Ancien coach, viré d’un centre de circulation routière ou détourné d’une vocation de tourneur fraiseur, le fabricant de tournants a de l’expérience, il a croisé les pas ou les roues de nombreux coureurs, à pied nus, en chaussettes ou en baskets Nike, à vélo, à trottinette ou, même, s’il faut le regretter avec la plus grande vigueur, en voiture à essence ou Diesel (pouah !).

Il a de la bouteille, le nez rouge voire de la couperose, de la rouille dans les articulations, des kilomètres sous le capot et des kilogrammes sous la ceinture, et encore du répondant sous la pédale ainsi qu’une rare maîtrise du changement de vitesse à la main (il a vécu l’époque des grandes manœuvres sexuelles). Il est un peu artisan, un peu artiste et fabrique des tournants de vie à la demande. Des courbes à 30, 45, 60, 90 et même 180 degrés. Depuis qu’il est en âge de se croiser les bras, il a des angles dans les doigts. Il a lu toute l’œuvre de Bachelard (et, accessoirement, de Baudrillard), c’est dire s’il a de la science et de la poésie et, même, des notions de sociologie. Pour dire son immense appétit de culture et son goût de l’aventure, il a entrepris de lire tout Edgar Morin du vivant de l’auteur.

Il vous donnera des conseils de roulage avisés car le tout, comme on sait, n’est pas de s’engager dans un tournant, faut-il encore bien le négocier et en sortir au mieux pour reprendre le contrôle du véhicule avant d’entamer la ligne droite… La mort est toujours au tournant et on ne sait pas lequel.

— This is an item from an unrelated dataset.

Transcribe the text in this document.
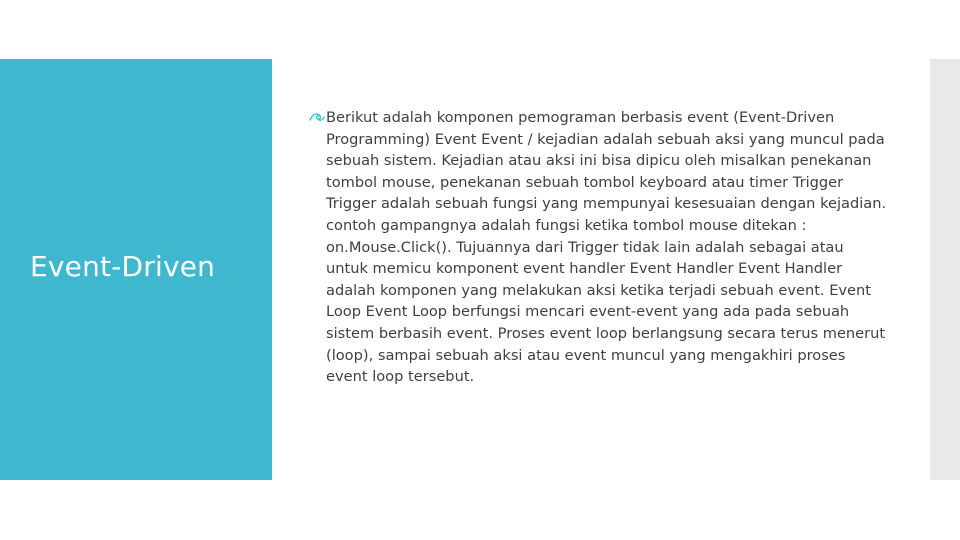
Event-Driven

Berikut adalah komponen pemograman berbasis event (Event-Driven Programming) Event Event / kejadian adalah sebuah aksi yang muncul pada sebuah sistem. Kejadian atau aksi ini bisa dipicu oleh misalkan penekanan tombol mouse, penekanan sebuah tombol keyboard atau timer Trigger Trigger adalah sebuah fungsi yang mempunyai kesesuaian dengan kejadian. contoh gampangnya adalah fungsi ketika tombol mouse ditekan : on.Mouse.Click(). Tujuannya dari Trigger tidak lain adalah sebagai atau untuk memicu komponent event handler Event Handler Event Handler adalah komponen yang melakukan aksi ketika terjadi sebuah event. Event Loop Event Loop berfungsi mencari event-event yang ada pada sebuah sistem berbasih event. Proses event loop berlangsung secara terus menerut (loop), sampai sebuah aksi atau event muncul yang mengakhiri proses event loop tersebut.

Le métier, tourneboulant, de fabricant de tournant est réservé, comme on le comprend, à des hommes et des femmes dans la force de l’âge. Pour une fois, La Fabrique des métiers pense aux seniors et envisage sérieusement, avec Bruckner et Finkie, les anciens complices enfin réunis, un allongement heureux de l’âge de départ à la retraite.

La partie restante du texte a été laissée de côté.